JANUARY New mover mailings: The first month of the year is often a good time for direct mail. The holiday rush of mail has dissipated and many homeowners are stuck indoors as a

result of inclement weather. New year insurance benefits: Use your direct mail marketing pieces, patient e-newsletter, social media outlets and website/blog to remind patients that they may have new insurance benefits with the start of the new calendar year. Martin Luther King, Jr. Busy Day: Government, bank and school holidays provide the opportunity to easily fill the schedule with appointments for kids. This federal holiday is a very busy day in my practice. Parents and government workers look to take advantage of this day off to schedule their appointments. Train your front office staff to encourage parents to schedule their children on during these school closures. Fourth quarter and end of year ROI: Perform a fourth quarter and year-end assessment of the return on investment (ROI) for each of your individual marketing efforts. Discontinue marketing programs that did not benefit your practice.


New year marketing goals: Take time to brainstorm and outline your production and marketing goals for this year. Research new methods of marketing that might be beneficial and talk with colleagues in other cities to learn what is working to promote their practices.

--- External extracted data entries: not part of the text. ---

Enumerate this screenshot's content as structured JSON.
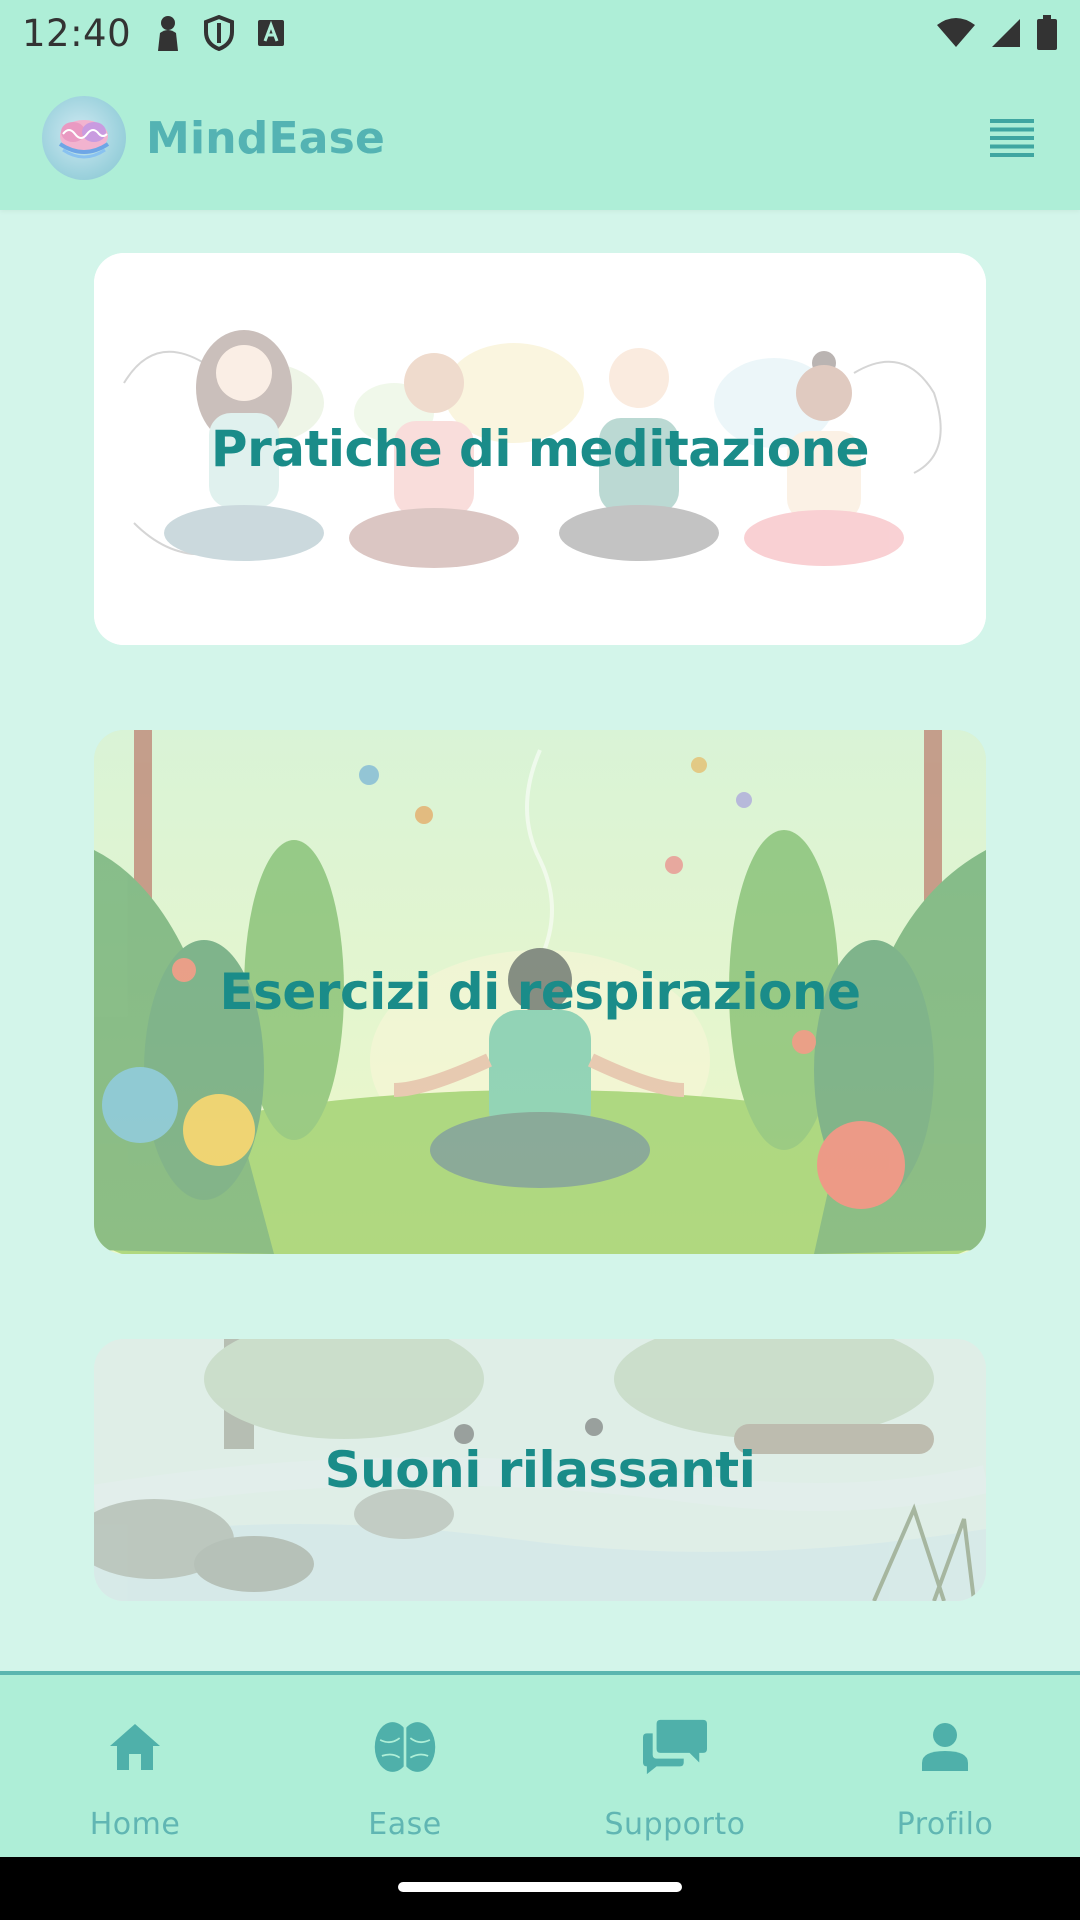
{
  "status_bar": {
    "time": "12:40",
    "icons_left": [
      "person-icon",
      "shield-icon",
      "keyboard-a-icon"
    ],
    "icons_right": [
      "wifi-icon",
      "signal-icon",
      "battery-icon"
    ]
  },
  "app_bar": {
    "title": "MindEase",
    "logo_icon": "brain-logo-icon",
    "menu_icon": "menu-icon"
  },
  "cards": [
    {
      "title": "Pratiche di meditazione"
    },
    {
      "title": "Esercizi di respirazione"
    },
    {
      "title": "Suoni rilassanti"
    }
  ],
  "bottom_nav": {
    "items": [
      {
        "label": "Home",
        "icon": "home-icon"
      },
      {
        "label": "Ease",
        "icon": "brain-icon"
      },
      {
        "label": "Supporto",
        "icon": "chat-icon"
      },
      {
        "label": "Profilo",
        "icon": "person-icon"
      }
    ]
  },
  "colors": {
    "background": "#d3f5ea",
    "bar": "#aeeed7",
    "accent": "#1a8c89",
    "nav_icon": "#4fb0aa"
  }
}
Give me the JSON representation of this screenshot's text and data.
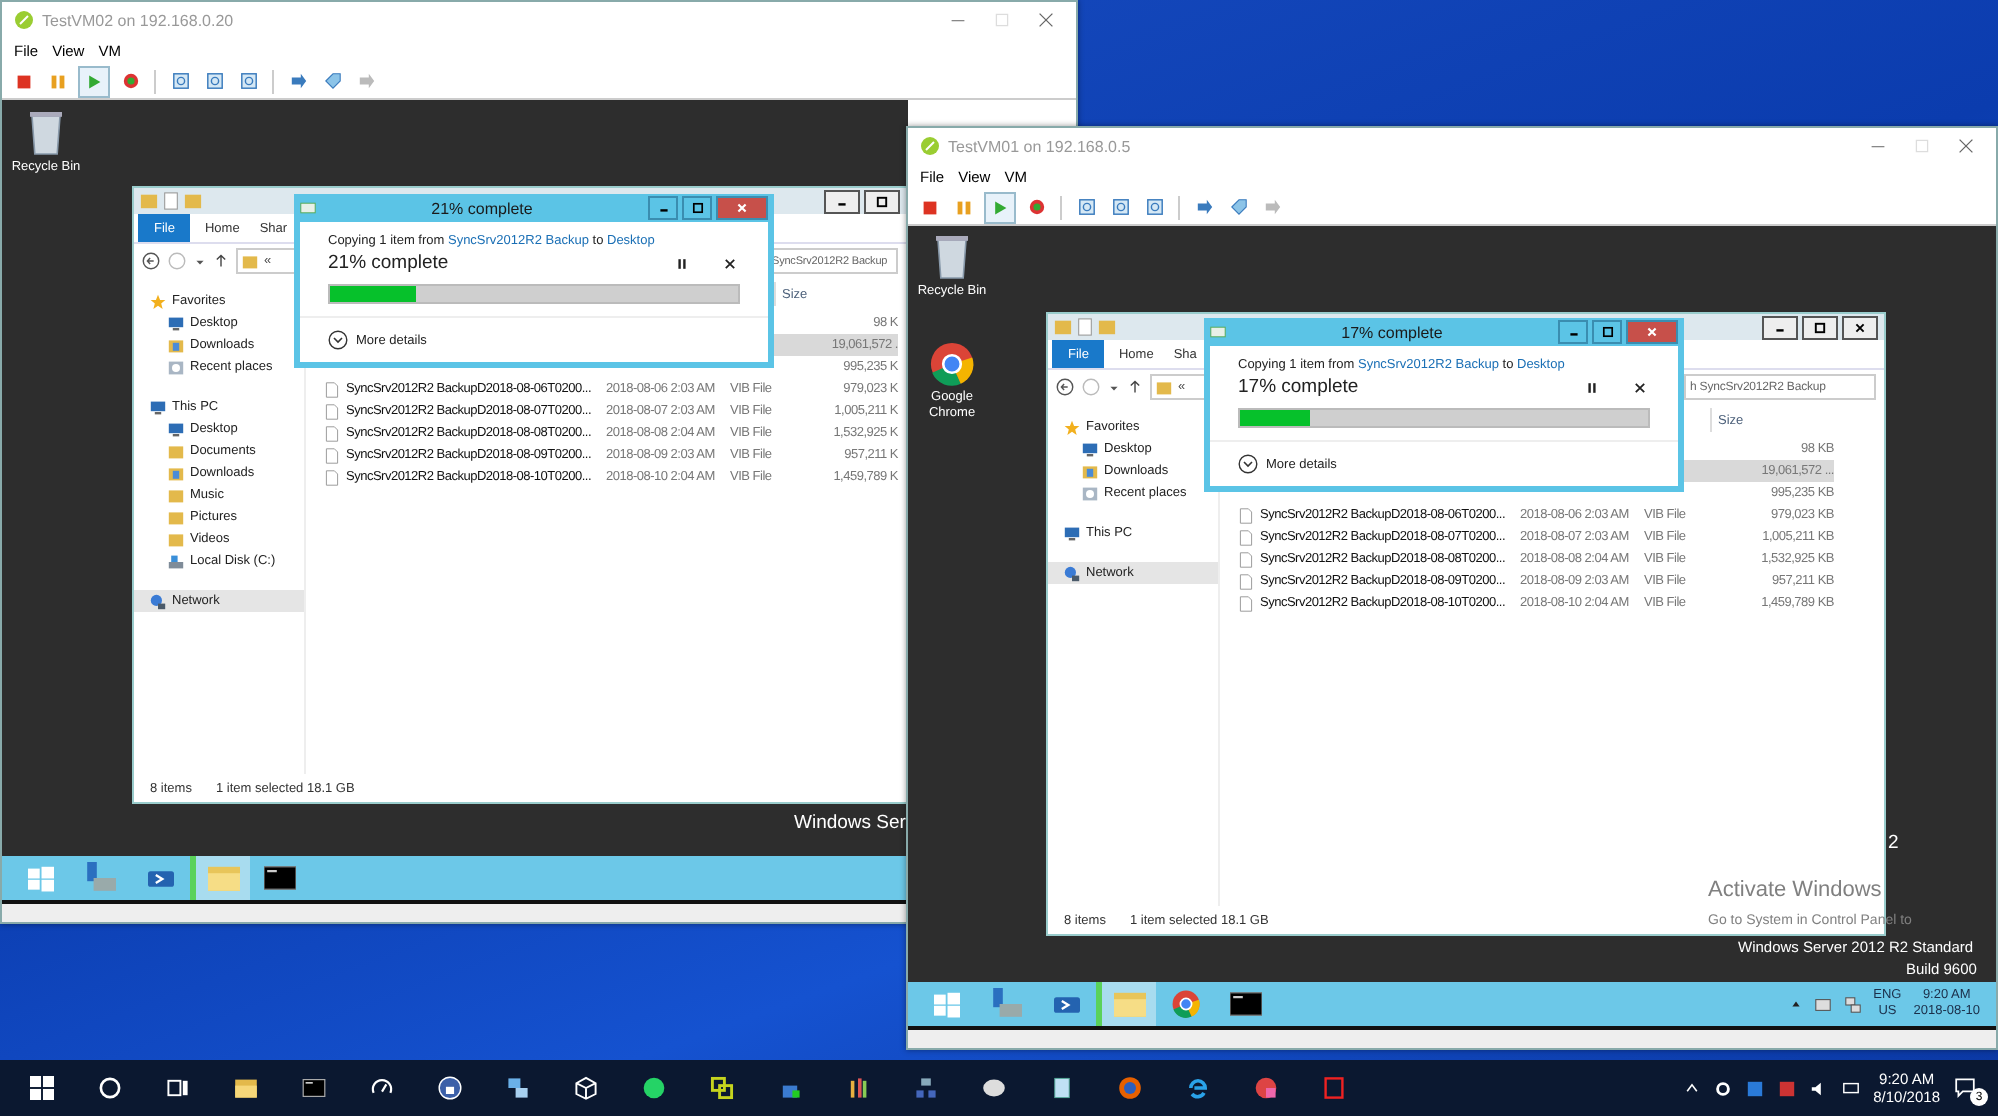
{
  "vms": [
    {
      "title": "TestVM02 on 192.168.0.20",
      "menu": [
        "File",
        "View",
        "VM"
      ],
      "desktop_icons": [
        {
          "kind": "recycle-bin",
          "label": "Recycle Bin"
        }
      ],
      "explorer": {
        "ribbon_tabs": [
          {
            "kind": "file",
            "label": "File"
          },
          {
            "kind": "tab",
            "label": "Home"
          },
          {
            "kind": "tab",
            "label": "Shar"
          }
        ],
        "address": "«",
        "search_placeholder": "SyncSrv2012R2 Backup",
        "nav": [
          {
            "kind": "favorites",
            "label": "Favorites",
            "selected": false,
            "children": [
              {
                "kind": "desktop",
                "label": "Desktop",
                "selected": false
              },
              {
                "kind": "downloads",
                "label": "Downloads",
                "selected": false
              },
              {
                "kind": "recent",
                "label": "Recent places",
                "selected": false
              }
            ]
          },
          {
            "kind": "pc",
            "label": "This PC",
            "selected": false,
            "children": [
              {
                "kind": "desktop",
                "label": "Desktop",
                "selected": false
              },
              {
                "kind": "folder",
                "label": "Documents",
                "selected": false
              },
              {
                "kind": "downloads",
                "label": "Downloads",
                "selected": false
              },
              {
                "kind": "folder",
                "label": "Music",
                "selected": false
              },
              {
                "kind": "folder",
                "label": "Pictures",
                "selected": false
              },
              {
                "kind": "folder",
                "label": "Videos",
                "selected": false
              },
              {
                "kind": "drive",
                "label": "Local Disk (C:)",
                "selected": false
              }
            ]
          },
          {
            "kind": "network",
            "label": "Network",
            "selected": true
          }
        ],
        "size_column": "Size",
        "rows": [
          {
            "size": "98 K",
            "selected": false
          },
          {
            "size": "19,061,572 .",
            "selected": true
          },
          {
            "size": "995,235 K",
            "selected": false
          },
          {
            "name": "SyncSrv2012R2 BackupD2018-08-06T0200...",
            "date": "2018-08-06 2:03 AM",
            "type": "VIB File",
            "size": "979,023 K",
            "selected": false
          },
          {
            "name": "SyncSrv2012R2 BackupD2018-08-07T0200...",
            "date": "2018-08-07 2:03 AM",
            "type": "VIB File",
            "size": "1,005,211 K",
            "selected": false
          },
          {
            "name": "SyncSrv2012R2 BackupD2018-08-08T0200...",
            "date": "2018-08-08 2:04 AM",
            "type": "VIB File",
            "size": "1,532,925 K",
            "selected": false
          },
          {
            "name": "SyncSrv2012R2 BackupD2018-08-09T0200...",
            "date": "2018-08-09 2:03 AM",
            "type": "VIB File",
            "size": "957,211 K",
            "selected": false
          },
          {
            "name": "SyncSrv2012R2 BackupD2018-08-10T0200...",
            "date": "2018-08-10 2:04 AM",
            "type": "VIB File",
            "size": "1,459,789 K",
            "selected": false
          }
        ],
        "items_count": "8 items",
        "selection": "1 item selected 18.1 GB"
      },
      "copy_dialog": {
        "title": "21% complete",
        "prefix": "Copying 1 item from",
        "source": "SyncSrv2012R2 Backup",
        "middle": "to",
        "destination": "Desktop",
        "status": "21% complete",
        "level": 0.21,
        "details": "More details"
      },
      "desktop_texts": [
        {
          "kind": "large",
          "text": "Windows Ser"
        }
      ],
      "taskbar": {
        "apps": [
          {
            "kind": "start",
            "active": false
          },
          {
            "kind": "server-manager",
            "active": false
          },
          {
            "kind": "powershell",
            "active": false
          },
          {
            "kind": "explorer",
            "active": true
          },
          {
            "kind": "cmd",
            "active": false
          }
        ]
      }
    },
    {
      "title": "TestVM01 on 192.168.0.5",
      "menu": [
        "File",
        "View",
        "VM"
      ],
      "desktop_icons": [
        {
          "kind": "recycle-bin",
          "label": "Recycle Bin"
        },
        {
          "kind": "chrome",
          "label": "Google Chrome"
        }
      ],
      "explorer": {
        "ribbon_tabs": [
          {
            "kind": "file",
            "label": "File"
          },
          {
            "kind": "tab",
            "label": "Home"
          },
          {
            "kind": "tab",
            "label": "Sha"
          }
        ],
        "address": "«",
        "search_placeholder": "h SyncSrv2012R2 Backup",
        "nav": [
          {
            "kind": "favorites",
            "label": "Favorites",
            "selected": false,
            "children": [
              {
                "kind": "desktop",
                "label": "Desktop",
                "selected": false
              },
              {
                "kind": "downloads",
                "label": "Downloads",
                "selected": false
              },
              {
                "kind": "recent",
                "label": "Recent places",
                "selected": false
              }
            ]
          },
          {
            "kind": "pc",
            "label": "This PC",
            "selected": false
          },
          {
            "kind": "network",
            "label": "Network",
            "selected": true
          }
        ],
        "size_column": "Size",
        "rows": [
          {
            "size": "98 KB",
            "selected": false
          },
          {
            "size": "19,061,572 ...",
            "selected": true
          },
          {
            "size": "995,235 KB",
            "selected": false
          },
          {
            "name": "SyncSrv2012R2 BackupD2018-08-06T0200...",
            "date": "2018-08-06 2:03 AM",
            "type": "VIB File",
            "size": "979,023 KB",
            "selected": false
          },
          {
            "name": "SyncSrv2012R2 BackupD2018-08-07T0200...",
            "date": "2018-08-07 2:03 AM",
            "type": "VIB File",
            "size": "1,005,211 KB",
            "selected": false
          },
          {
            "name": "SyncSrv2012R2 BackupD2018-08-08T0200...",
            "date": "2018-08-08 2:04 AM",
            "type": "VIB File",
            "size": "1,532,925 KB",
            "selected": false
          },
          {
            "name": "SyncSrv2012R2 BackupD2018-08-09T0200...",
            "date": "2018-08-09 2:03 AM",
            "type": "VIB File",
            "size": "957,211 KB",
            "selected": false
          },
          {
            "name": "SyncSrv2012R2 BackupD2018-08-10T0200...",
            "date": "2018-08-10 2:04 AM",
            "type": "VIB File",
            "size": "1,459,789 KB",
            "selected": false
          }
        ],
        "items_count": "8 items",
        "selection": "1 item selected 18.1 GB"
      },
      "copy_dialog": {
        "title": "17% complete",
        "prefix": "Copying 1 item from",
        "source": "SyncSrv2012R2 Backup",
        "middle": "to",
        "destination": "Desktop",
        "status": "17% complete",
        "level": 0.17,
        "details": "More details"
      },
      "desktop_texts": [
        {
          "kind": "large",
          "text": "2"
        },
        {
          "kind": "activation",
          "text": "Activate Windows"
        },
        {
          "kind": "activation-hint",
          "text": "Go to System in Control Panel to"
        },
        {
          "kind": "edition",
          "text": "Windows Server 2012 R2 Standard"
        },
        {
          "kind": "edition",
          "text": "Build 9600"
        }
      ],
      "taskbar": {
        "apps": [
          {
            "kind": "start",
            "active": false
          },
          {
            "kind": "server-manager",
            "active": false
          },
          {
            "kind": "powershell",
            "active": false
          },
          {
            "kind": "explorer",
            "active": true
          },
          {
            "kind": "chrome",
            "active": false
          },
          {
            "kind": "cmd",
            "active": false
          }
        ],
        "tray": {
          "language": "ENG",
          "region": "US",
          "time": "9:20 AM",
          "date": "2018-08-10"
        }
      }
    }
  ],
  "host_taskbar": {
    "time": "9:20 AM",
    "date": "8/10/2018",
    "notifications": "3"
  }
}
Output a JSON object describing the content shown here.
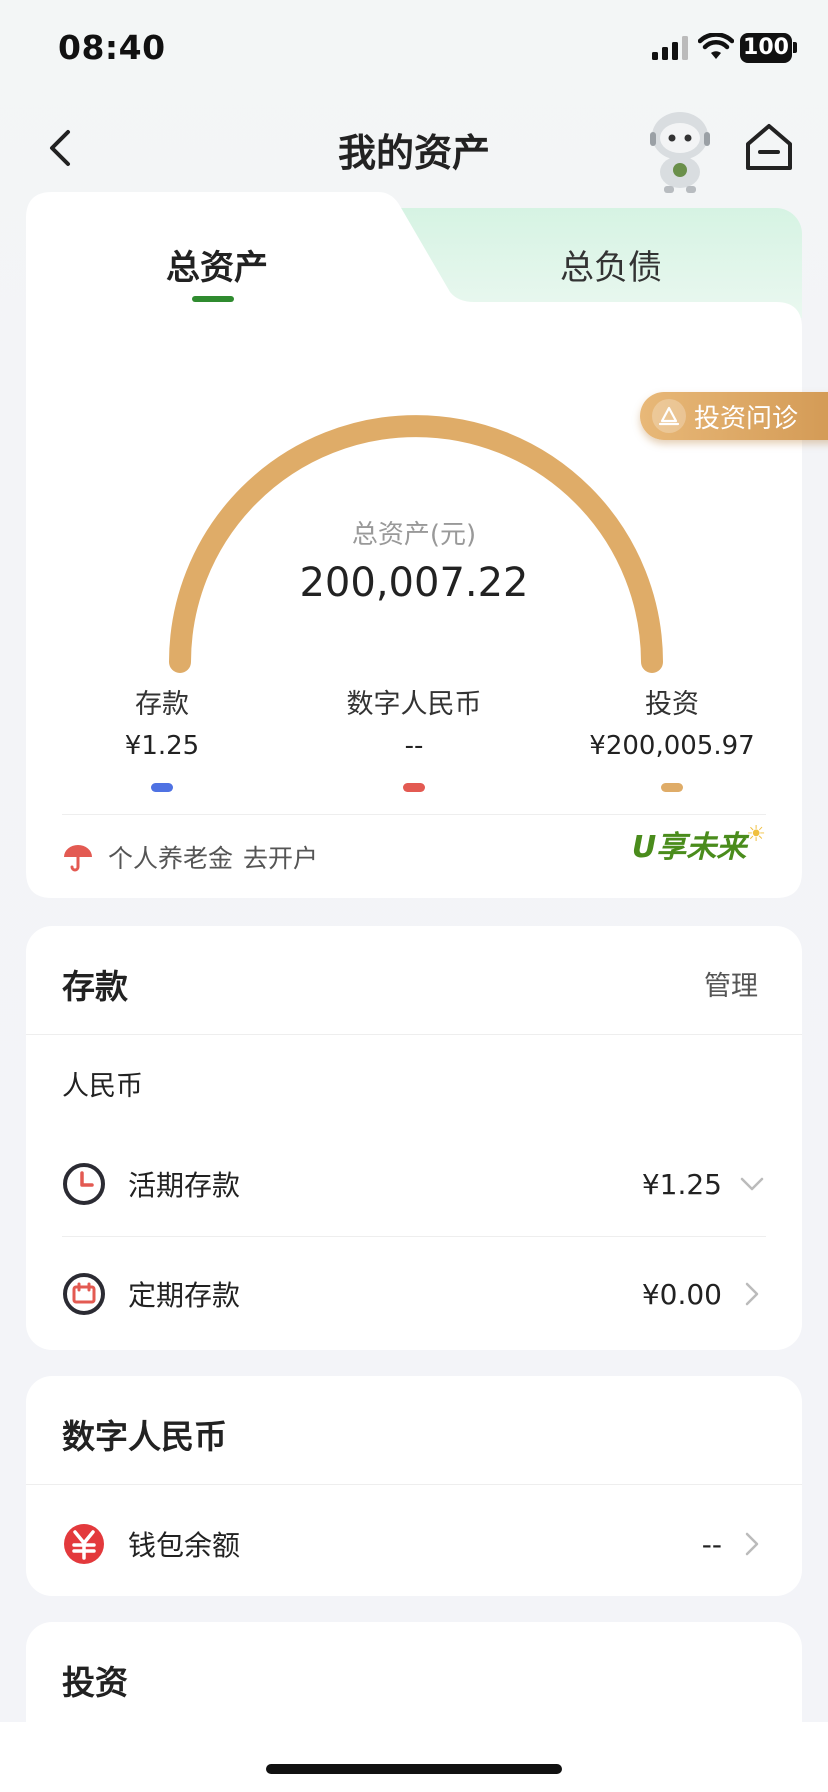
{
  "status_bar": {
    "time": "08:40",
    "battery": "100"
  },
  "nav": {
    "title": "我的资产"
  },
  "tabs": {
    "assets": "总资产",
    "liabilities": "总负债"
  },
  "invest_diagnosis": {
    "label": "投资问诊"
  },
  "gauge": {
    "label": "总资产(元)",
    "value": "200,007.22",
    "arc_color": "#dfac68"
  },
  "breakdown": [
    {
      "label": "存款",
      "value": "¥1.25",
      "color": "#4f72e3"
    },
    {
      "label": "数字人民币",
      "value": "--",
      "color": "#e35a52"
    },
    {
      "label": "投资",
      "value": "¥200,005.97",
      "color": "#dfac68"
    }
  ],
  "pension": {
    "text": "个人养老金",
    "action": "去开户",
    "logo": "U享未来"
  },
  "deposits": {
    "title": "存款",
    "manage": "管理",
    "currency": "人民币",
    "items": [
      {
        "label": "活期存款",
        "value": "¥1.25"
      },
      {
        "label": "定期存款",
        "value": "¥0.00"
      }
    ]
  },
  "digital_rmb": {
    "title": "数字人民币",
    "items": [
      {
        "label": "钱包余额",
        "value": "--"
      }
    ]
  },
  "investment": {
    "title": "投资"
  }
}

FEBRUARY Successful new mover mailings: February is still a good time of year for direct mail. In fact, studies on the effectiveness of marketing efforts recognize this month as the most valuable month to utilize direct mail. National Dental Hygiene Month: February is Dental Hygiene Month, so schedule your dental assistant and hygienist to visit area pre-schools and elementary schools. Kids enjoy presentations on dental hygiene that encourage their participation and always love diving into goodie bags containing personalized products that staff members leave for them. The expectation, of course, is that they will share these items with their parents, providing them the contact information necessary to appoint their family in your practice. Use your blog and social media outlets to pass along informative articles on dental

hygiene this month. Caution! Be aware of the February fizzle: The second month of the year is commonly accompanied by a reduction in appointment scheduling, making marketing efforts even more important. Patients delaying year-end recommendations routinely complete treatment in January, thereby curtailing the rush to use new insurance benefits. Patient finances are traditionally squeezed at this time of year, resulting from credit card enhanced holiday bills. Overdue recall reminders highlighting spring break: This is a good time to run your overdue recall report and send out reminder postcards or emails at the beginning of the month. Use these postcards to entice families whose children are overdue for recall appointments to come in during Spring Break. Presidents’ Pediatric Dentistry Day: President’s Day is another busy federal holiday that requires us to open another patient column and gives my office the impression of a pediatric dentist.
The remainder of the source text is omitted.